それから義母は姿を見せなくなった。親戚によれば、すっかり怯えているらしい。友人の名を出すだけで顔色が変わるという。
だが、奇妙なことが起き始めた。
夜中、仏間の扉がわずかに開く。娘が誰もいない方向に向かって「おじいちゃん、だめだよ」と小声で叱る。友人は以前より頻繁に夢の話をするようになった。「また来たよ」と。

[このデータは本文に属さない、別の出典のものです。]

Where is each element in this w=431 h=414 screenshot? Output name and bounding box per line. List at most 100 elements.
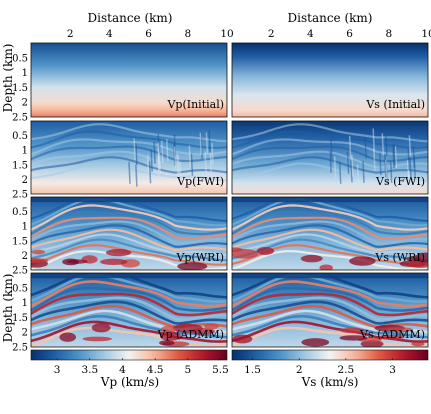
- depth-tick-label: 1: [22, 68, 28, 79]
- x-axis-title-left: Distance (km): [88, 11, 173, 25]
- velocity-layer: [31, 210, 227, 236]
- vp-colorbar: [30, 349, 228, 361]
- velocity-layer: [232, 292, 428, 317]
- panel-3-vp: Vp(WRI): [30, 196, 228, 271]
- depth-tick-label: 2.5: [12, 113, 28, 124]
- panel-background: [31, 43, 227, 117]
- artifact-streak: [157, 142, 160, 165]
- velocity-layer: [31, 198, 227, 227]
- panel-2-vp: Vp(FWI): [30, 120, 228, 195]
- velocity-layer: [31, 145, 227, 163]
- vp-colorbar-tick-label: 5: [184, 364, 191, 376]
- velocity-layer: [232, 224, 428, 248]
- panel-frame: [231, 120, 429, 195]
- velocity-anomaly: [411, 341, 425, 347]
- velocity-layer: [232, 204, 428, 231]
- x-tick-label: 6: [145, 28, 152, 40]
- velocity-layer: [31, 220, 227, 244]
- velocity-layer: [232, 300, 428, 325]
- velocity-layer: [31, 292, 227, 317]
- artifact-streak: [190, 153, 194, 176]
- velocity-layer: [31, 286, 227, 312]
- artifact-streak: [348, 135, 352, 158]
- artifact-streak: [407, 159, 410, 182]
- depth-tick-label: 2.5: [12, 190, 28, 201]
- velocity-layer: [31, 130, 227, 149]
- velocity-anomaly: [177, 262, 208, 270]
- depth-tick-label: 0.5: [12, 131, 28, 142]
- x-tick-label: 10: [220, 28, 233, 40]
- artifact-streak: [385, 160, 388, 183]
- velocity-layer: [31, 326, 227, 347]
- depth-tick-label: 0.5: [12, 283, 28, 294]
- panel-2-vs: Vs (FWI): [231, 120, 429, 195]
- water-layer: [232, 273, 428, 279]
- x-tick-label: 8: [385, 28, 392, 40]
- depth-tick-label: 1.5: [12, 236, 28, 247]
- panel-1-vs: Vs (Initial): [231, 42, 429, 118]
- artifact-streak: [330, 137, 333, 160]
- velocity-anomaly: [414, 252, 428, 263]
- velocity-layer: [232, 250, 428, 270]
- vs-colorbar-label: Vs (km/s): [301, 375, 359, 389]
- velocity-anomaly: [105, 249, 132, 257]
- artifact-streak: [208, 130, 211, 153]
- artifact-streak: [153, 141, 156, 164]
- vs-colorbar-tick-label: 2: [296, 364, 303, 376]
- x-tick-label: 10: [421, 28, 431, 40]
- velocity-anomaly: [340, 327, 365, 334]
- panel-4-vs: Vs (ADMM): [231, 272, 429, 348]
- x-tick-label: 4: [106, 28, 113, 40]
- depth-tick-label: 0.5: [12, 207, 28, 218]
- velocity-layer: [31, 228, 227, 252]
- artifact-streak: [150, 149, 153, 172]
- x-tick-label: 2: [268, 28, 275, 40]
- artifact-streak: [205, 132, 209, 155]
- panel-frame: [30, 120, 228, 195]
- top-tick-labels: 2 4 6 8 10 2 4 6 8 10: [67, 28, 431, 40]
- panel-frame: [231, 42, 429, 118]
- velocity-anomaly: [31, 249, 46, 255]
- velocity-layer: [232, 123, 428, 143]
- vp-colorbar-label: Vp (km/s): [100, 375, 159, 389]
- panel-frame: [231, 196, 429, 271]
- velocity-layer: [31, 204, 227, 231]
- velocity-layer: [232, 162, 428, 182]
- depth-tick-label: 1: [22, 222, 28, 233]
- velocity-anomaly: [204, 323, 219, 330]
- artifact-streak: [173, 146, 177, 169]
- artifact-streak: [389, 160, 393, 183]
- velocity-layer: [232, 280, 428, 308]
- depth-tick-label: 0.5: [12, 53, 28, 64]
- artifact-streak: [373, 148, 376, 171]
- depth-tick-label: 2: [22, 251, 28, 262]
- velocity-layer: [232, 216, 428, 240]
- artifact-streak: [412, 145, 416, 168]
- velocity-layer: [232, 296, 428, 321]
- velocity-layer: [31, 280, 227, 308]
- depth-tick-label: 2: [22, 328, 28, 339]
- vs-colorbar-tick-label: 1.5: [244, 364, 261, 376]
- depth-tick-labels: 0.5 1 1.5 2 2.5 0.5 1 1.5 2 2.5 0.5 1 1.5 2 2.5 0.5 1 1.5…: [12, 53, 28, 353]
- artifact-streak: [350, 160, 353, 183]
- vp-colorbar-tick-label: 5.5: [212, 364, 229, 376]
- depth-tick-label: 1: [22, 146, 28, 157]
- panel-4-vp: Vp (ADMM): [30, 272, 228, 348]
- velocity-anomaly: [91, 323, 111, 333]
- velocity-layer: [31, 138, 227, 156]
- velocity-layer: [232, 304, 428, 329]
- velocity-layer: [31, 274, 227, 303]
- vs-colorbar: [231, 349, 429, 361]
- artifact-streak: [161, 140, 164, 163]
- artifact-streak: [204, 151, 207, 174]
- artifact-streak: [379, 153, 382, 176]
- velocity-layer: [232, 210, 428, 236]
- velocity-layer: [232, 315, 428, 339]
- velocity-anomaly: [62, 258, 80, 266]
- artifact-streak: [329, 150, 332, 173]
- artifact-streak: [128, 161, 131, 184]
- velocity-anomaly: [319, 264, 333, 270]
- velocity-layer: [31, 150, 227, 169]
- depth-tick-label: 1.5: [12, 160, 28, 171]
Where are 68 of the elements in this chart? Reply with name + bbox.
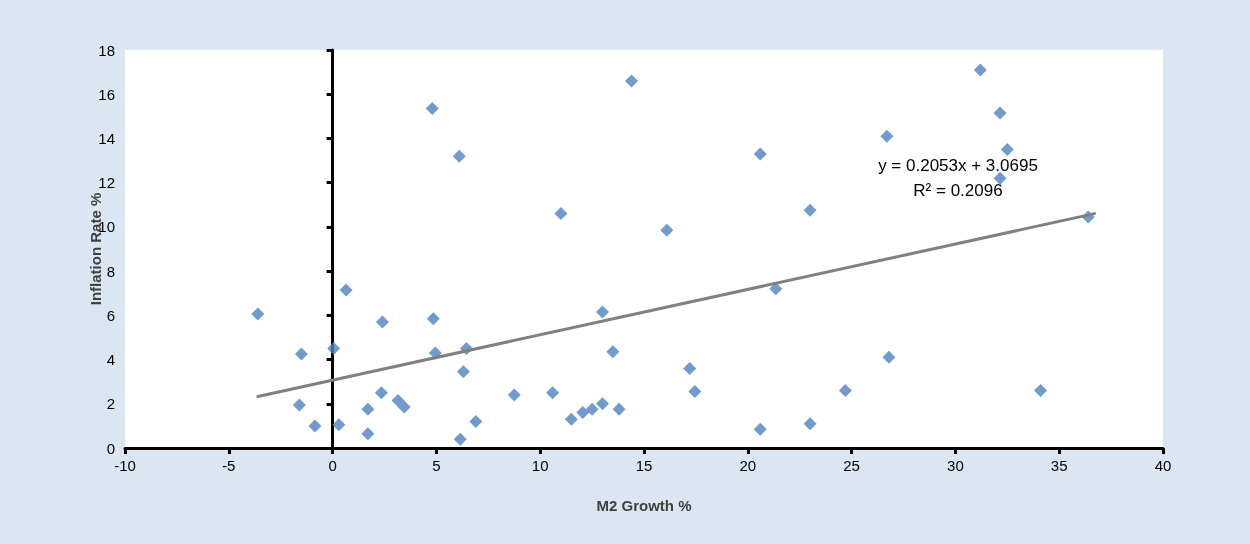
point bbox=[554, 207, 568, 221]
point bbox=[469, 414, 483, 428]
y-tick-label: 8 bbox=[106, 262, 115, 280]
point bbox=[753, 147, 767, 161]
x-tick-label: 15 bbox=[635, 457, 653, 474]
point bbox=[753, 422, 767, 436]
point bbox=[576, 406, 590, 420]
point bbox=[660, 223, 674, 237]
point bbox=[452, 149, 466, 163]
point bbox=[453, 432, 467, 446]
x-tick-label: -5 bbox=[222, 457, 236, 474]
point bbox=[880, 129, 894, 143]
point bbox=[374, 386, 388, 400]
x-tick-label: 40 bbox=[1154, 457, 1172, 474]
y-tick-label: 4 bbox=[106, 351, 115, 369]
x-tick-label: -10 bbox=[114, 457, 136, 474]
point bbox=[993, 171, 1007, 185]
point bbox=[612, 402, 626, 416]
point bbox=[339, 283, 353, 297]
point bbox=[251, 307, 265, 321]
x-axis-title: M2 Growth % bbox=[596, 497, 692, 514]
point bbox=[973, 63, 987, 77]
y-tick-label: 6 bbox=[106, 306, 115, 324]
point bbox=[426, 312, 440, 326]
point bbox=[803, 203, 817, 217]
x-tick-label: 0 bbox=[328, 457, 337, 474]
point bbox=[838, 384, 852, 398]
point bbox=[688, 385, 702, 399]
point bbox=[391, 393, 405, 407]
y-tick-label: 18 bbox=[98, 41, 115, 59]
annotation: y = 0.2053x + 3.0695 bbox=[878, 155, 1038, 175]
point bbox=[595, 305, 609, 319]
x-tick-label: 5 bbox=[432, 457, 441, 474]
x-tick-label: 25 bbox=[843, 457, 860, 474]
point bbox=[361, 402, 375, 416]
point bbox=[308, 419, 322, 433]
point bbox=[585, 402, 599, 416]
y-tick-label: 2 bbox=[106, 395, 115, 413]
y-tick-label: 12 bbox=[98, 174, 115, 192]
x-tick-label: 35 bbox=[1050, 457, 1068, 474]
point bbox=[294, 347, 308, 361]
point bbox=[595, 397, 609, 411]
point bbox=[327, 342, 341, 355]
point bbox=[1034, 384, 1048, 398]
point bbox=[375, 315, 389, 329]
point bbox=[1000, 143, 1014, 156]
point bbox=[292, 398, 306, 412]
point bbox=[332, 418, 346, 432]
y-tick-label: 14 bbox=[98, 129, 115, 147]
point bbox=[683, 361, 697, 375]
x-tick-label: 30 bbox=[947, 457, 964, 474]
point bbox=[882, 350, 896, 364]
point bbox=[606, 345, 620, 359]
point bbox=[546, 386, 560, 400]
point bbox=[361, 427, 375, 441]
point bbox=[507, 388, 521, 402]
point bbox=[456, 365, 470, 379]
x-tick-label: 10 bbox=[531, 457, 549, 474]
point bbox=[564, 412, 578, 426]
point bbox=[803, 417, 817, 431]
y-tick-label: 16 bbox=[98, 85, 115, 103]
point bbox=[397, 400, 411, 414]
point bbox=[425, 102, 439, 116]
x-tick-label: 20 bbox=[739, 457, 757, 474]
point bbox=[993, 106, 1007, 120]
y-tick-label: 0 bbox=[106, 439, 115, 457]
point bbox=[625, 74, 639, 88]
annotation: R² = 0.2096 bbox=[913, 180, 1003, 200]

位牌は確かに家にある。だが、手に取るたびに、微妙に重さが違う気がする。裏の傷の位置が、見慣れた場所とずれている気がする。
ある晩、夢を見た。
父が立っていた。背を向けたまま、低い声で言った。
「まだ終わっていない」。
振り向いた顔は、父の顔ではなかった。
目が覚めたとき、娘が枕元に立っていた。
「おじいちゃん、ここにいるよ」。
指差したのは、私の背後だった。
振り返らなかった。振り返れば、何かが確定してしまう気がしたからだ。
私は今も祈ることをやめられない。感謝ではなく、確認のために。
本当に守られているのは、私なのか。それとも。
位牌の前に立つたび、誰かが私の言葉を待っている気がする。父なのか、友人なのか、それとも。
娘は最近、よく笑う。
あの日、義母が抱けなかったものを、誰が抱いているのかは分からない。
夜になると、仏間の隙間から、かすかな声がする。